Les dirigeants de la franchise doivent êtres sonnés à cette heure. Avec cette blessure, les ambitions de l’équipe pour les prochains Playoffs prennent évidemment un coup. Mais il faut le préciser, l’absence de Murray qui pourrait durer entre 9 et 12 mois, n’est que la première étape pour sa réhabilitation. Si une rupture des ligaments croisés est si lourde pour un joueur, c’est qu’en plus de la rééducation, il faut compter ensuite une année supplémentaire pour qu’un joueur puisse envisager de revenir au niveau d’avant-blessure. Or vu le timing de celle-ci : cela signifie dans le meilleur des cas un retour en pleine forme de Murray pour l’exercice 2022-2023.
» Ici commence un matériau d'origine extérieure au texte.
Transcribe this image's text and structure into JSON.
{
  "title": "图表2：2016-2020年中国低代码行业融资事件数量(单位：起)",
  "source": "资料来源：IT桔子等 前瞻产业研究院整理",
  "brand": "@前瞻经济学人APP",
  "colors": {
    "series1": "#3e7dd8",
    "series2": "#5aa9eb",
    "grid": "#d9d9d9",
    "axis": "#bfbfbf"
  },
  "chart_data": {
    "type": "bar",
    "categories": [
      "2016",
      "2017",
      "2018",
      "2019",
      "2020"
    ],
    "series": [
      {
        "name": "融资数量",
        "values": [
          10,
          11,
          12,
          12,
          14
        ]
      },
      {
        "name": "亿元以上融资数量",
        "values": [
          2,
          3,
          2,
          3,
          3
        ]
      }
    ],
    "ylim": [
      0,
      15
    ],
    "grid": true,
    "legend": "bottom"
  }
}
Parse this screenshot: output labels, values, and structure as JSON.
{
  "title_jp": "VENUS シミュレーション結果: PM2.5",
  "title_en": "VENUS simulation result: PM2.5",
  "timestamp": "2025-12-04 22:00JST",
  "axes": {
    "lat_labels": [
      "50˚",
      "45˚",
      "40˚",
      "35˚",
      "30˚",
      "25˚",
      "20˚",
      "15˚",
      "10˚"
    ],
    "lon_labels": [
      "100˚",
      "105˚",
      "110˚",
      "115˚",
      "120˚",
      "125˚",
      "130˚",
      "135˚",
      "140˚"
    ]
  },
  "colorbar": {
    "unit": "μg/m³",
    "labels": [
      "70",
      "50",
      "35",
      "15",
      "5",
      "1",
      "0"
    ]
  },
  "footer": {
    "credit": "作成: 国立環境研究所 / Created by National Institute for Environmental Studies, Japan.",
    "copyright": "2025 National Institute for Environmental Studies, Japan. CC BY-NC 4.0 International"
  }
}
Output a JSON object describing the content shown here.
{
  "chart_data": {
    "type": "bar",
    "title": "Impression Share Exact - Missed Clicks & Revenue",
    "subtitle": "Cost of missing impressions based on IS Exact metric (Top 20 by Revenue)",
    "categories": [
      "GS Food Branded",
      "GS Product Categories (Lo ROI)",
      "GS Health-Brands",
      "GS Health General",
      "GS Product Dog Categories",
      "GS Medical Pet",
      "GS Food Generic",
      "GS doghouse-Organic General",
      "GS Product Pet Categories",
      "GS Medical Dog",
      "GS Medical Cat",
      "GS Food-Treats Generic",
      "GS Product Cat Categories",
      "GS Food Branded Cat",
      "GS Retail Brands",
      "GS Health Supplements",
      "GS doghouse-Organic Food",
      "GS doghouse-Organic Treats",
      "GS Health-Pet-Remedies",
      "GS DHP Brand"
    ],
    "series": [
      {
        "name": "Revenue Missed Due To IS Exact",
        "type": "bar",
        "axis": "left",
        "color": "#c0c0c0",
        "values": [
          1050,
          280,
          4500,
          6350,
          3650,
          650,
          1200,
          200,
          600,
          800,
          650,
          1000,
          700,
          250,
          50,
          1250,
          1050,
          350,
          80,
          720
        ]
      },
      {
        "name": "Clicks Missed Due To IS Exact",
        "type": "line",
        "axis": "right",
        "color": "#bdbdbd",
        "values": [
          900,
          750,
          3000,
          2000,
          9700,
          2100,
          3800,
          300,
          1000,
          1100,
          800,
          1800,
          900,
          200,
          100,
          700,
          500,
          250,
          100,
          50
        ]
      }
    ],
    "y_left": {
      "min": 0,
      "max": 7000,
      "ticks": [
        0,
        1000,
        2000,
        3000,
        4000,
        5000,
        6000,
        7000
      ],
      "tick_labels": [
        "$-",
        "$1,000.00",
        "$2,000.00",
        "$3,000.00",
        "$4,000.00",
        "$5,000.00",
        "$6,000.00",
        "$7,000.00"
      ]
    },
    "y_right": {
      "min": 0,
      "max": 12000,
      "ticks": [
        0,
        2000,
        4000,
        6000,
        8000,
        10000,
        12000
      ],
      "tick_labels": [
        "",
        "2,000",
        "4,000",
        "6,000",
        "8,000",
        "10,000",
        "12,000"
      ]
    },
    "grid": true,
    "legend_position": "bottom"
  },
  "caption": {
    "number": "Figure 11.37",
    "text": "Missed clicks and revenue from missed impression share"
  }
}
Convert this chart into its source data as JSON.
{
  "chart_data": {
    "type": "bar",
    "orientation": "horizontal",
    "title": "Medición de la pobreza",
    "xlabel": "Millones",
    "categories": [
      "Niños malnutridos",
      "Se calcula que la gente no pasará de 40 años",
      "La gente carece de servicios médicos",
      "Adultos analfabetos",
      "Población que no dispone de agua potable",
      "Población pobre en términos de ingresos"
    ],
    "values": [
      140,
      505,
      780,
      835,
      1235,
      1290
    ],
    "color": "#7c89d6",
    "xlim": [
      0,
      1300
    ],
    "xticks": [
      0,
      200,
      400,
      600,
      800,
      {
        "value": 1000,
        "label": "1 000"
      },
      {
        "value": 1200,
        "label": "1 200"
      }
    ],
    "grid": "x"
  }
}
Comme toujours, la nouvelle d’une blessure laisse un goût amer. Particulièrement pour les fans de la franchise. Dans le cas de Jamal, c’est d’autant plus douloureux que le joueur a laissé entrevoir pendant les Playoffs de la bulle, la faculté à être l’un des shooters les plus prolifiques et spectaculaires de la ligue. Avec ses 26,5pts, 6,6asts et ses 46,3% derrière l’arc, il s’était imposé comme l’un des joueurs majeurs de la jeune génération. Véritable performeur dans le clutch et en post-saison, c’est un coup d’arrêt indéniable dans son ascension. Un putain de coup d’arrêt qui rappelle de bien tristes souvenirs, peu importe la franchise que l’on supporte.
Quant aux fans de Denver, ce 13 avril ne fut pas sans rappeler 2012-2013. A cette époque, George Karl était head coach et avait construit une équipe dense et spectaculaire dans les débris du départ de Carmelo Anthony. La franchise venait de battre son record de victoires consécutives et s’était fait une place dans le top 3 de la conférence Ouest avec une top 5 attaque et une défense flirtant avec le top 10. Le vent d’enthousiasme, porté par le show permanent proposé par l’équipe allait cependant s’essouffler deux semaines avant les Playoffs, lorsque Danilo Gallinari – 24 ans et deuxième scoreur de l’équipe, comme Jamal Murray – allait se blesser au genou gauche. Le lendemain, le verdict tombait : rupture des ligaments croisés. De quoi se faire de nouvelles sueurs, quand bien même la structure que laisse Jamal semble plus solide que celle bâtie à la hâte à fin de l’ère Melo.